Kettner arrived in a Lancet A-4, a luxury ship built especially for him. He brought McDougal, the head of the Federal Space Agency, and Dr. LaVerne; Monica was not with him. Still under the psychiatrist’s supervision, she had decided to stay behind with Sven. Sven had also refused to accompany Kettner, having sworn never to leave firm ground again. Dressed in his flowery Turkish robe, he watched the opening in front of the television screen with Monica. His job completed, Sven had no more interest in the project. A new project, to build a city in the middle of the Sahara Desert, now occupied his mind.
Tortured by her memories, Monica shut off the set when her father appeared with his entourage.
It was the last time Monica saw him alive.
Kettner walked through the vestibule, smiling at the television cameras which broadcast the moment of his triumph. He harvested compliments, accepted congratulations as a matter of course, and all with the modesty of a commanding general who was never in doubt about his victory. He shook hands with government officials and exchanged amenities with people he had never seen before.
But Lee was not present to receive him. Kettner felt an anger which mixed uncomfortably with this moment of triumph. However, Lee had been strange and uncommunicative since the day of the disaster, and Kettner was certain that his employee suffered from shock.
A page stepped up and handed him a note, a yellow envelope which he recognized, since he wrote his own messages on similar paper.

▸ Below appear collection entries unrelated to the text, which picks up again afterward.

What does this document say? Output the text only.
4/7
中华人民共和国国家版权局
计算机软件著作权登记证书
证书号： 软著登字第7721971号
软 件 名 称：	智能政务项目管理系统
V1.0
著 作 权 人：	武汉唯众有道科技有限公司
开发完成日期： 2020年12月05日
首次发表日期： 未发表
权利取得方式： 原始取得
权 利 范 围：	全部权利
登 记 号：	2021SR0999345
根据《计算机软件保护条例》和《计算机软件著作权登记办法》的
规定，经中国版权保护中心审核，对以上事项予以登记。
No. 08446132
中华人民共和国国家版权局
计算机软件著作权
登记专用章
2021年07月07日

“From the desk of Lee F. Powers,” was printed in the left-hand corner, and in handwriting: “Will you please see me at my office at the hotel.” The message was signed “L.P.”!
Slowly Kettner folded the note and hid it in his pocket. It had been Powers’ duty to wait for him on his arrival. Or, in case of an emergency, to contact him by radio-telephone. Kettner had been as close to Lee as the nearest telephone receiver, and so Lee’s action smacked of disrespect and insubordination.
“Powers has outlived his usefulness,” Kettner silently concluded. “People are born with a store of energy. When that store is exhausted, one has to get new ones, young ones, people with drive and enthusiasm. Powers has drained his energies; so have Tomlinson, Lester, Low, Ives—”
Names flashed through his mind, and he discarded them, throwing them away, putting them out of his life. “A purge is essential—new blood will bring new ideas. I must surround myself with youth.” So his thoughts ran while he talked to the British ambassador and two tall Indians in colorful puggrees. A score of photographers trailed him, and television announcers trained their portable camera on him and spoke into minute telephones. Kettner smiled, knowing that his face was appearing on hundreds of millions of television screens in homes, on ships, in planes, in cars, and in theaters all over the world. “At this moment,” he thought with relish and amusement, “I’m the most advertised man in history!”
But he felt a mounting discomfort about the message which lay crumpled in his pocket.
“Why didn’t you bring your lovely daughter?” the ambassador asked, scanning Kettner’s face, aware of his sudden change of mood.
“Monica will be here with one of the next ferries,” Kettner lied easily. “Please excuse me. I must see my manager. I’d like to take you along, but I’m afraid the office is in the antigravity belt.”